During the fifth week’s service, He spoke loud AND clear. Memories and recollections of events in both recent and very distant years started flooding in my mind all at once —  all memories that had tied into my long lost dream of becoming a teacher. I can’t really explain the sensation I felt, but out of nowhere I felt tears rolling down my cheeks because I was invigorated by this message from God but also so, so scared.

I brought it to my small group first, and they all undoubtedly encouraged me to think a lot more about this message, and they believed that it really was from God. So the next step was perhaps the hardest for me. I had to muster up the courage to sit my parents down and tell them I was considering furthering my education to pursue a career in teaching.

Keep in mind this would mean giving up an amazing job opportunity that every parent wants for their child coming right out of college. I was so afraid they would be upset or think I’m crazy, but after dinner one night, I broke down and laid it ALL on the table, and you know what? I am SO blessed to have such supportive parents who took it all in, encouraged me to take my time to think about the situation, but assured me they would back me 100% either way. I felt so free and relieved that I could start putting this new plan from God into action.

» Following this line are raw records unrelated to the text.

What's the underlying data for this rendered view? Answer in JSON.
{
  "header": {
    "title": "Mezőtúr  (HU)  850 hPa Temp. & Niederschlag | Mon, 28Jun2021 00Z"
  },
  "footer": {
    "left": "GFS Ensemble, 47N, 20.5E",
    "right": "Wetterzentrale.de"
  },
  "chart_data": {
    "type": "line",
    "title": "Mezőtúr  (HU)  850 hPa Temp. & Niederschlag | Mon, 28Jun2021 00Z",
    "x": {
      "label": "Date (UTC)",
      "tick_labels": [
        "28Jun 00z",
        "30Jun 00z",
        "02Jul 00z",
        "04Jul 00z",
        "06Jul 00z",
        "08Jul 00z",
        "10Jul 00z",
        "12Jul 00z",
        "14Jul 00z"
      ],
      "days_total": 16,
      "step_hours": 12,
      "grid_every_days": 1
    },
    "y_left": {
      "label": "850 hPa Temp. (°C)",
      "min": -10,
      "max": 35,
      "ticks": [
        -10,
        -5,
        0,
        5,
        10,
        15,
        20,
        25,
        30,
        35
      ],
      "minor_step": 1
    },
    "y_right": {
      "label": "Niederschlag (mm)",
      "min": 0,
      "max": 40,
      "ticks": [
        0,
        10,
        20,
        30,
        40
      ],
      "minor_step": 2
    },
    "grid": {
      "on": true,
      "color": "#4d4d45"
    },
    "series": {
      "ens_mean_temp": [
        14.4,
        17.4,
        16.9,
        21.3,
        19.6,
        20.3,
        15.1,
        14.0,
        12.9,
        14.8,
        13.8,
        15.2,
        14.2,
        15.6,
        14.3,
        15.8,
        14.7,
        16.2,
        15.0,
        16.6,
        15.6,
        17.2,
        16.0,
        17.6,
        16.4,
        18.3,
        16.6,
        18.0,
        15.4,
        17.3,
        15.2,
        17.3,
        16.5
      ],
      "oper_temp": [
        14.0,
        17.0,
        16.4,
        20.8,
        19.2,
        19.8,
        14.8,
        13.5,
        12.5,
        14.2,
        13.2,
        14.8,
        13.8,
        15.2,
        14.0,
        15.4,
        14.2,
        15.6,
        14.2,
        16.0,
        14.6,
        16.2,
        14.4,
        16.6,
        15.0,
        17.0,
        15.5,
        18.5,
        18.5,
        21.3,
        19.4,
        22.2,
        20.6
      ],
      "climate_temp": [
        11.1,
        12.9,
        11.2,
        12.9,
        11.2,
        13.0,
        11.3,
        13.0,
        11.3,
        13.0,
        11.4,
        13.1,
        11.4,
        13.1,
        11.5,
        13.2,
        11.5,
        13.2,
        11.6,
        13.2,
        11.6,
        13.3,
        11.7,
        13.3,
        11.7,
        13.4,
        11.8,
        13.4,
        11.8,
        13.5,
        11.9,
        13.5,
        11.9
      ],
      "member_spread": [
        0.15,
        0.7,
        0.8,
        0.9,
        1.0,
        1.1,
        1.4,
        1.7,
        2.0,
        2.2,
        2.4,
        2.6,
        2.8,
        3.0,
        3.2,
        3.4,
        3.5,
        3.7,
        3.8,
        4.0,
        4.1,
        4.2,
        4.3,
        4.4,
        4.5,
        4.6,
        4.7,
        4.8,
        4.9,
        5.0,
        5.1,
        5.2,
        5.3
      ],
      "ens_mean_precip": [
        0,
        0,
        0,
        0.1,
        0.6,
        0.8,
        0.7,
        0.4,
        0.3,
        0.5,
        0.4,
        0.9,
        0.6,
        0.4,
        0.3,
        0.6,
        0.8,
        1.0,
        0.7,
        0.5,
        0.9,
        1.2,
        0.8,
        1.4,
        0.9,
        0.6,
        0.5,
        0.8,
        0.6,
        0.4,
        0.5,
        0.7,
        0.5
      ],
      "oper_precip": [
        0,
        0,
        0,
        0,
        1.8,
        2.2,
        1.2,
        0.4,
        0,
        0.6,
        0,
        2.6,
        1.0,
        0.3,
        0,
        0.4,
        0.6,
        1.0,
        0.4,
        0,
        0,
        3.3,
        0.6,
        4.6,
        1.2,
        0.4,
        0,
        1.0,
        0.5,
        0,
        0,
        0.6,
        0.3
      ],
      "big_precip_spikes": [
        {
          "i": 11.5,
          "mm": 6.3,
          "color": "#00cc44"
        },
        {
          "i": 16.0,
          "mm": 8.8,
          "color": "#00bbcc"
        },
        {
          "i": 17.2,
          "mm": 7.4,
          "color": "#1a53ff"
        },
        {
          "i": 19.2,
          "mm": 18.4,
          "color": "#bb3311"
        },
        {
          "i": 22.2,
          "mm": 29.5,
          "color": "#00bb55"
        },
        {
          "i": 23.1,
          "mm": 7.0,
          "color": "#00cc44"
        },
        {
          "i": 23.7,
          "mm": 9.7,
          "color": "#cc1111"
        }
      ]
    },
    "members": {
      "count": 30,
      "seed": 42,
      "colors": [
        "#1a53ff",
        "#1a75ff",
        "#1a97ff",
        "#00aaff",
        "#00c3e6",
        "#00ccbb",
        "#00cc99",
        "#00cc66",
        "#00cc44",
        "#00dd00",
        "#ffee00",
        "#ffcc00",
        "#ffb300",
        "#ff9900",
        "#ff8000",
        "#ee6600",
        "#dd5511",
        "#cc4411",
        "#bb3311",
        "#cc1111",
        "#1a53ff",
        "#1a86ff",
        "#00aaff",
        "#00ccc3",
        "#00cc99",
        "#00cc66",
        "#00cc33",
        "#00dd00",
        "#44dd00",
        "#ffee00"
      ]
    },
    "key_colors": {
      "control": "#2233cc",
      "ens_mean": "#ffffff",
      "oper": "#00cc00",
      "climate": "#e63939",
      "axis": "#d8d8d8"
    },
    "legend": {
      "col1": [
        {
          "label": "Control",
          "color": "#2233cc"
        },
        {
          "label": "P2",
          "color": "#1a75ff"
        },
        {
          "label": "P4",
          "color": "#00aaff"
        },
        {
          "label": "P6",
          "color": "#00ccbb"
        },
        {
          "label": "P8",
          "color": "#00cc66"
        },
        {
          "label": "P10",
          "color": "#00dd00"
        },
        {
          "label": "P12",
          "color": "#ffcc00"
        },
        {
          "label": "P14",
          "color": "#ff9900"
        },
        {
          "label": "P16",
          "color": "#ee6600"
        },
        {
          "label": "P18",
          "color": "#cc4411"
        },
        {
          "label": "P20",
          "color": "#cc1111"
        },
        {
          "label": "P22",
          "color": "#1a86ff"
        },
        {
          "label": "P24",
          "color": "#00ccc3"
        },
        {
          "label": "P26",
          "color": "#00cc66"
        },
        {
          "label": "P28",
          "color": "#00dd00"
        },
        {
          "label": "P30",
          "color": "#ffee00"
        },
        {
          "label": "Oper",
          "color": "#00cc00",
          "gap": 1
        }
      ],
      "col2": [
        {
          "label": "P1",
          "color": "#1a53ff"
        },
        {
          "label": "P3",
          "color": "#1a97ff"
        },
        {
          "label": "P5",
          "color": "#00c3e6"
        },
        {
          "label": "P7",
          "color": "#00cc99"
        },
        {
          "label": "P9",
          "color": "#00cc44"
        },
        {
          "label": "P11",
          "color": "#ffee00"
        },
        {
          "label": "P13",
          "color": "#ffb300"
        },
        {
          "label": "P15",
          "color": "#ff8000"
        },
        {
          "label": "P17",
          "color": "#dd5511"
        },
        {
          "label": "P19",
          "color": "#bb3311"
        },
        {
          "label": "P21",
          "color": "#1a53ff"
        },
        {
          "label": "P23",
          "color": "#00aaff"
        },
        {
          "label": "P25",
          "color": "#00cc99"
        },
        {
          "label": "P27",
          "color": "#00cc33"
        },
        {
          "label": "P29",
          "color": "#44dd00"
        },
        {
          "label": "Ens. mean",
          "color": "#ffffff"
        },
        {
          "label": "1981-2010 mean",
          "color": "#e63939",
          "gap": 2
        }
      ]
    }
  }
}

The following weeks weren’t easy as I frantically searched for a job more related to the education field, applied to the Master of Teaching program, and made a few difficult phone calls in regards to the ‘big-girl’ job. But I can surely tell you that the uncomfortableness, stress, and confusion was all worth it.

Two months later, I have landed an amazing job working at a Montessori school where I am surrounded by phenomenal coworkers and children who teach me countless new things each and every day. Finding my current workplace was a God send because it has been such a good fit mutually, and it’s the happiest I’ve ever been in a workplace. I can’t explain it, but I can come home from an eleven hour work day absolutely exhausted but energized all at the same time. It’s a beautiful thing that only comes from finding true enjoyment in my job. I let my visions of job and financial security go in pursuit of the plans that my Father had for me.

Time and time again in the last few months God has proven to me that He is pleased I took this leap of faith, and now I really feel like we are walking through life together. Now, let me assure you, everything isn’t all flowers and roses as I have a lot of decision-making to do with exactly what direction I want to pursue with my educational future, but I strongly believe that God has something amazing in store if I continue to rely on and trust in Him.

Friends, I didn’t share this story because I want you to quit your job tomorrow because you aren’t in love with it. I share this story because I want you to be COURAGEOUS like our Father made you. Whatever that looks like for you, if God is calling you towards something, don’t let fear get in the way. I assure you His plans are better than anything you could dream for yourself.